Non-fungible tokens (NFTs) offer great revenue potential for brands, but also represent ideal opportunities for cybercriminals to exploit if the security issue is not investigated early.
Nowadays, bots are the secret weapon of cybercriminals and are increasingly used to manipulate prices, cheat customers and destroy the NFT ecosystem. This means that NFT markets must do everything in their power to provide effective security defenses against bots and other cyberattacks to protect their NFT investments, market reputation, and experience. customer.
But why are hackers targeting their NFT trading bots? The reason is simple, the money is there. The NFT market will reach $41 billion by the end of 2021, according to Chainalysis. NFT market ecosystems are relatively new, and the technology and processes behind them are not always understood – making them a perfect target.
The e-commerce industry has been hit hard by bots, especially with releases of limited-edition products such as sneakers targeted by inventory-taking bots. While blockchain, cryptocurrencies and decentralized finance are recent innovations, they have emerged in a mature and proven cybercriminal environment.
Bots to watch
Malicious bots can manipulate the prices and availability of NFT products, or offer fake products for sale. Bots can also be part of larger projects that include taking over entire websites, as well as stealing identities and other personal financial information.
Here are some types of bots you should protect yourself against: Buy bots. It is designed to buy goods or services on the internet in bulk, when they are sold, and immediately pay for the order. The goal is to take significant control of a valuable stock, which is usually resold in the secondary markets with a large margin. They prevent genuine buyers from obtaining goods or services, leading to consumer disillusionment and inventory rejection when NFTs are no longer available.
Auction bots. These bots create fake offers that aim to manipulate NFT prices. By placing a large number of low bids for NFTs well below the asking price, price gouging bots drive up the value of an NFT without actually buying it. Price-inflating bots buy NFTs at low prices, artificially creating scarcity and increasing popularity to force buyers to pay more for remaining stocks, often in secondary markets. And bidding bots can artificially inflate the price of NFTs through automated bidding wars.
Fake NFT bots. This type of bots can be used to sell fake NFT projects that do not match the real identity of the buyer who needs to buy. If a consumer mistakenly buys a counterfeit NFT, they cannot get a refund, and without proper authentication, they have no chance to sell it legally.
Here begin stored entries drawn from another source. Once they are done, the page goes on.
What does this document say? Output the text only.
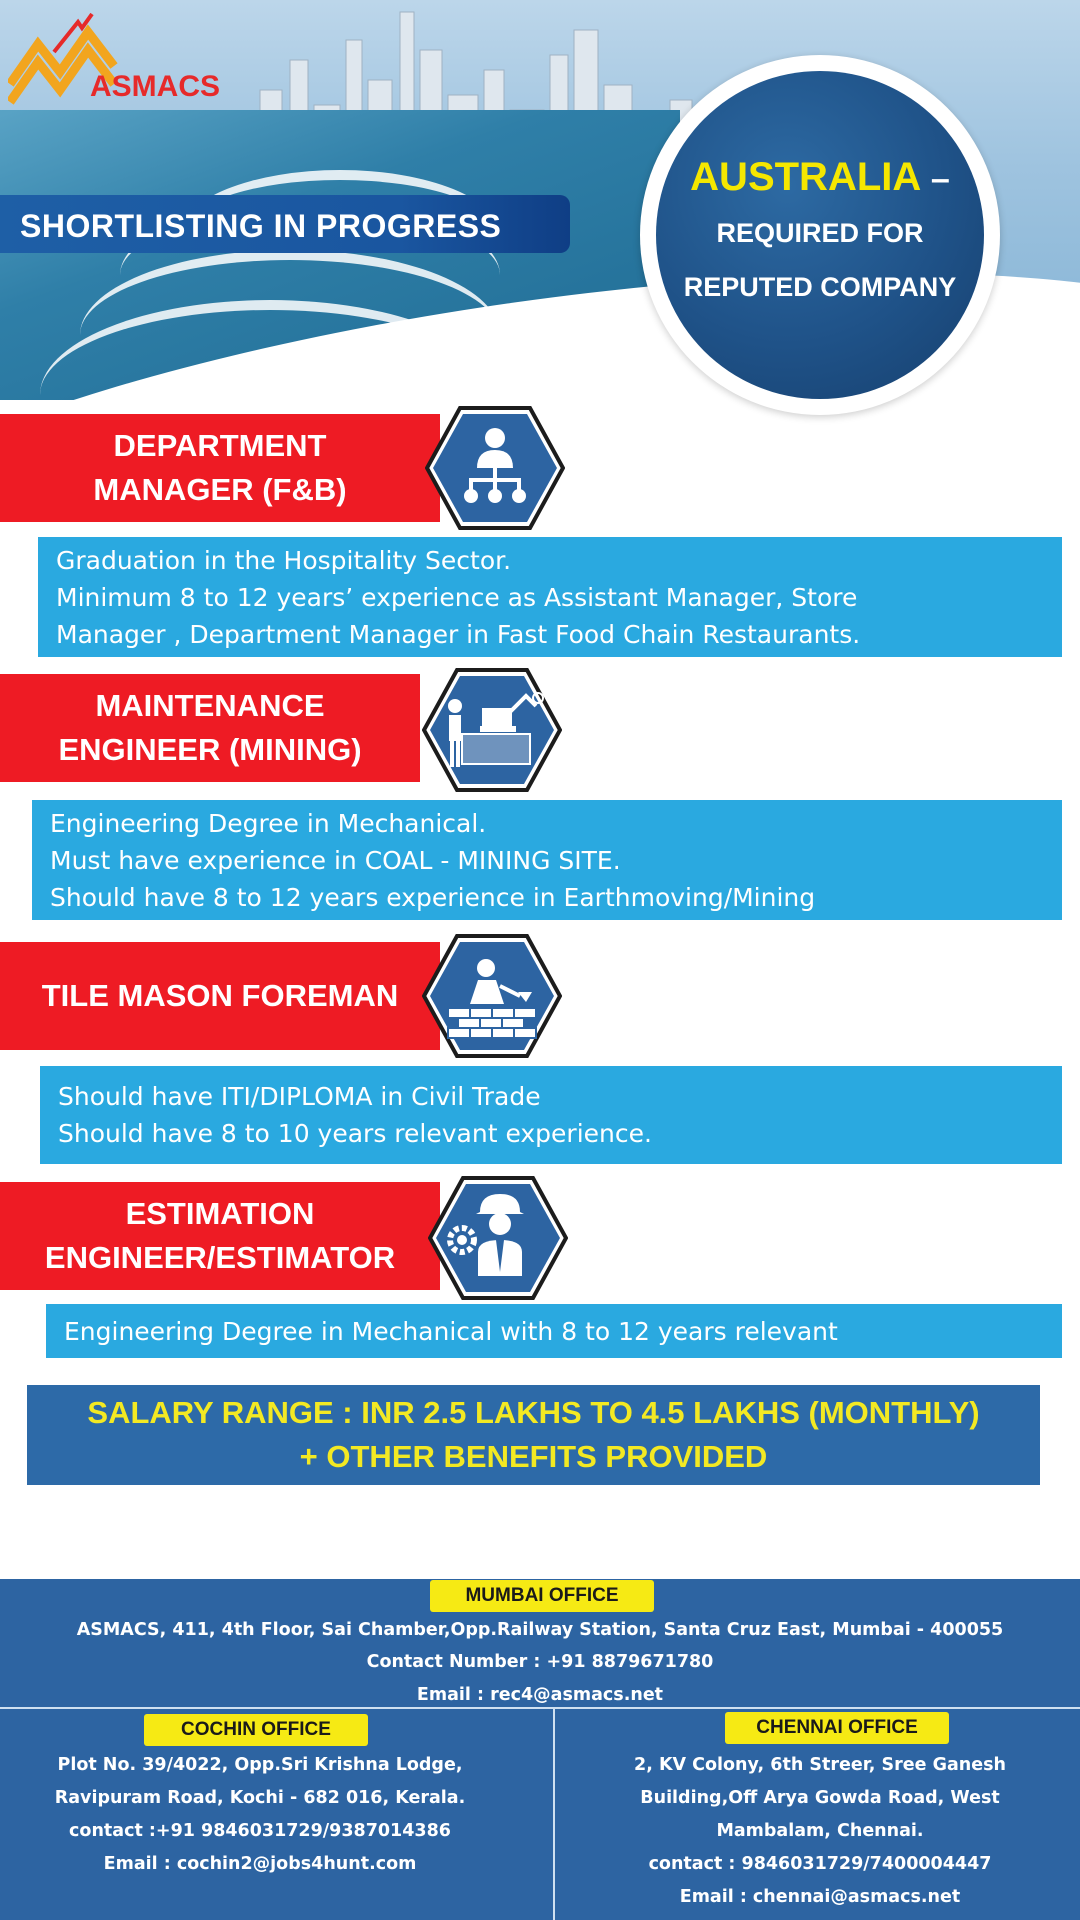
ASMACS
SHORTLISTING IN PROGRESS
AUSTRALIA –
REQUIRED FOR
REPUTED COMPANY
DEPARTMENT
MANAGER (F&B)
Graduation in the Hospitality Sector.
Minimum 8 to 12 years’ experience as Assistant Manager, Store
Manager , Department Manager in Fast Food Chain Restaurants.
MAINTENANCE
ENGINEER (MINING)
Engineering Degree in Mechanical.
Must have experience in COAL - MINING SITE.
Should have 8 to 12 years experience in Earthmoving/Mining
TILE MASON FOREMAN
Should have ITI/DIPLOMA in Civil Trade
Should have 8 to 10 years relevant experience.
ESTIMATION
ENGINEER/ESTIMATOR
Engineering Degree in Mechanical with 8 to 12 years relevant
SALARY RANGE : INR 2.5 LAKHS TO 4.5 LAKHS (MONTHLY)
+ OTHER BENEFITS PROVIDED
MUMBAI OFFICE
ASMACS, 411, 4th Floor, Sai Chamber,Opp.Railway Station, Santa Cruz East, Mumbai - 400055
Contact Number : +91 8879671780
Email : rec4@asmacs.net
COCHIN OFFICE
Plot No. 39/4022, Opp.Sri Krishna Lodge,
Ravipuram Road, Kochi - 682 016, Kerala.
contact :+91 9846031729/9387014386
Email : cochin2@jobs4hunt.com
CHENNAI OFFICE
2, KV Colony, 6th Streer, Sree Ganesh
Building,Off Arya Gowda Road, West
Mambalam, Chennai.
contact : 9846031729/7400004447
Email : chennai@asmacs.net
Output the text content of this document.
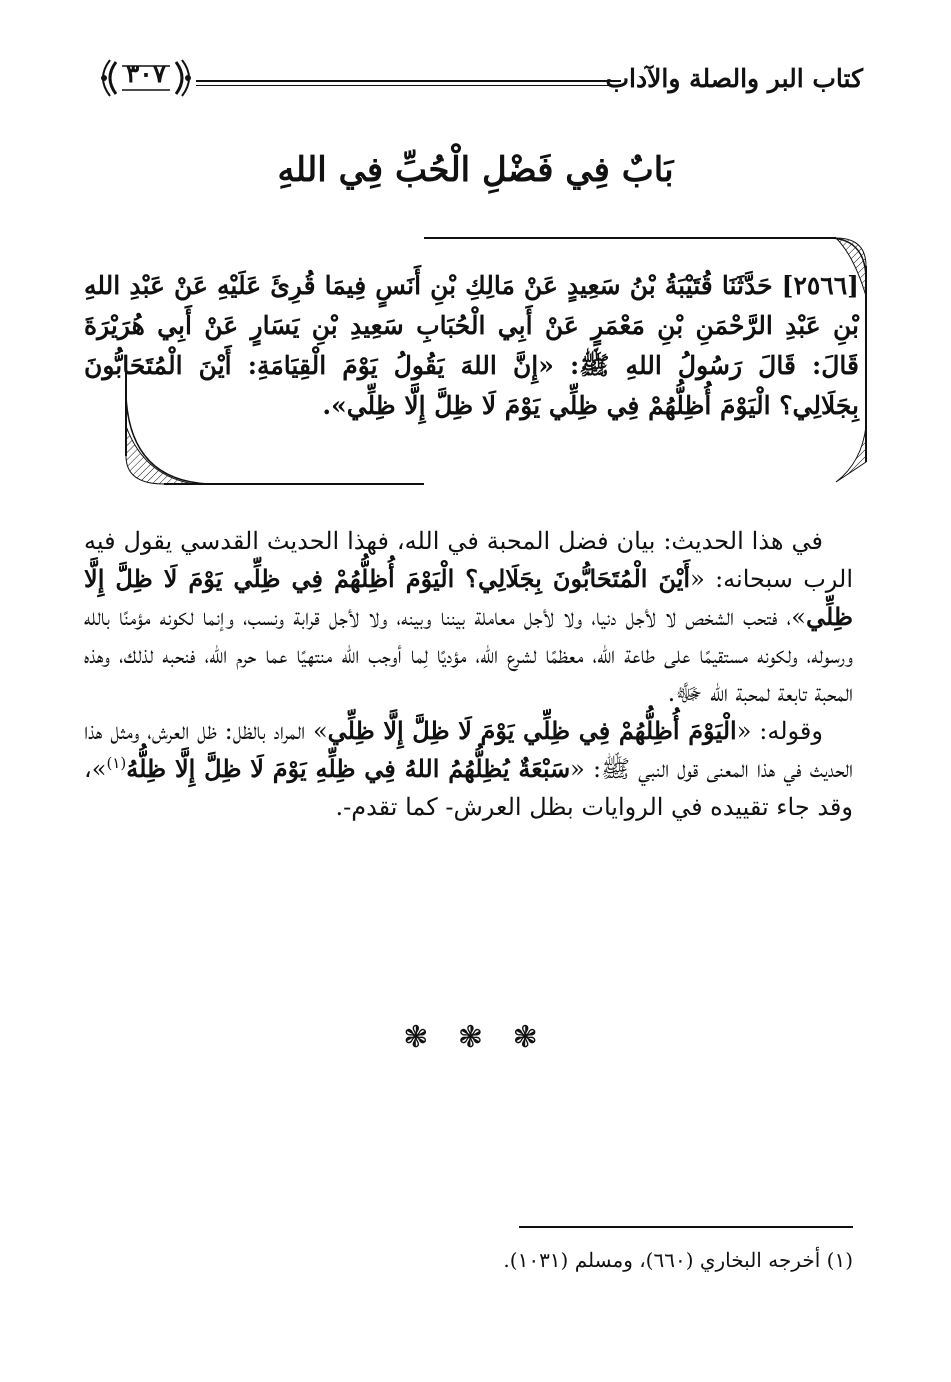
كتاب البر والصلة والآداب
٣٠٧
بَابٌ فِي فَضْلِ الْحُبِّ فِي اللهِ
[٢٥٦٦] حَدَّثَنَا قُتَيْبَةُ بْنُ سَعِيدٍ عَنْ مَالِكِ بْنِ أَنَسٍ فِيمَا قُرِئَ عَلَيْهِ عَنْ عَبْدِ اللهِ بْنِ عَبْدِ الرَّحْمَنِ بْنِ مَعْمَرٍ عَنْ أَبِي الْحُبَابِ سَعِيدِ بْنِ يَسَارٍ عَنْ أَبِي هُرَيْرَةَ قَالَ: قَالَ رَسُولُ اللهِ ﷺ: «إِنَّ اللهَ يَقُولُ يَوْمَ الْقِيَامَةِ: أَيْنَ الْمُتَحَابُّونَ بِجَلَالِي؟ الْيَوْمَ أُظِلُّهُمْ فِي ظِلِّي يَوْمَ لَا ظِلَّ إِلَّا ظِلِّي».

في هذا الحديث: بيان فضل المحبة في الله، فهذا الحديث القدسي يقول فيه الرب سبحانه: «أَيْنَ الْمُتَحَابُّونَ بِجَلَالِي؟ الْيَوْمَ أُظِلُّهُمْ فِي ظِلِّي يَوْمَ لَا ظِلَّ إِلَّا ظِلِّي»، فتحب الشخص لا لأجل دنيا، ولا لأجل معاملة بيننا وبينه، ولا لأجل قرابة ونسب، وإنما لكونه مؤمنًا بالله ورسوله، ولكونه مستقيمًا على طاعة الله، معظمًا لشرع الله، مؤديًا لِما أوجب الله منتهيًا عما حرم الله، فنحبه لذلك، وهذه المحبة تابعة لمحبة الله ﷻ.

وقوله: «الْيَوْمَ أُظِلُّهُمْ فِي ظِلِّي يَوْمَ لَا ظِلَّ إِلَّا ظِلِّي» المراد بالظل: ظل العرش، ومثل هذا الحديث في هذا المعنى قول النبي ﷺ: «سَبْعَةٌ يُظِلُّهُمُ اللهُ فِي ظِلِّهِ يَوْمَ لَا ظِلَّ إِلَّا ظِلُّهُ$^{(١)}$»، وقد جاء تقييده في الروايات بظل العرش- كما تقدم-.

❃ ❃ ❃
(١) أخرجه البخاري (٦٦٠)، ومسلم (١٠٣١).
Fake promotion bots. These bots can pose as phishing schemes, tricking users into clicking on links to take advantage of limited offers, such as a fake YouTube Genesis Mint Pass.
Bot activity in NFT markets spreads doubt and suspicion and affects potential buyers, legitimate sellers, artists, sportspeople, and creators whose products are sold in online markets.
Malicious bots have the potential to disrupt the growth of blockchain-based markets, and if NFT exchanges are known to be hotbeds of bots, it could threaten one of the most dynamic segments of the new digital economy.
Protecting the market from bots
We have learned a lot from our work with large NFT markets and exchanges, helping them implement sophisticated security and protection measures. This includes protecting against bot attacks targeting login credentials, preventing the creation of fake accounts, and preventing stock-taking bots that buy stocks and drive up prices. in NFT. . Here are some key points to consider: Understand fraudulent new account opening and validation standards.
Review your bot defense strategy to avoid sophisticated, human-shaped automation and retooling. Avoid account takeover by monitoring transactions for signs of fraud or risky behavior and hardening systems to login against credential stuffing. Use smart authentication to improve the customer experience.
Manage users to determine whether they are customers or bots. Strengthen your security and fraud teams with new tools and intelligence support. Be prepared for which criminals keep rearranging their attacks – and your defenses can be quickly adjusted.
Helping buyers protect themselves against cybercriminals
Protecting and earning customer trust is important, and that starts with awareness. Here are some good tips: Consider hardware wallets. If you are using cryptocurrencies to buy NFTs, you should consider using a hardware wallet to make the purchase. Hardware wallets, which are external physical devices with special firmware to prevent access to private keys, can improve the security of cryptocurrency and NFT purchases by protecting them from bots and other cyberattacks.
Always review contracts. Buying an NFT almost always involves entering into a “smart contract” with the seller. Carefully review these contracts, issued on the blockchain, before approving them, as they detail the unique information associated with your NFT, including ownership and transaction details. One should always know what one is signing up for, as smart contracts can set rules regarding the exchange of NFTs and other property rights.
Beware of fake markets. NFTs should only be purchased from reputable organizations that take security seriously and ensure that transactions are bot-free.
Understand how your NFT market communicates and what your options are if your NFTs are stolen. Knowing in advance how your market will contact you and what you can do if your NFTs are stolen can help you prevent phishing attacks, identity theft and other fraud.
With the increase in NFT thefts, the question arises if the hackers were able to resell them at a good price, once the hacking was revealed… The risk in any case is real. That’s why Web3 companies need to protect their customers against malicious bots.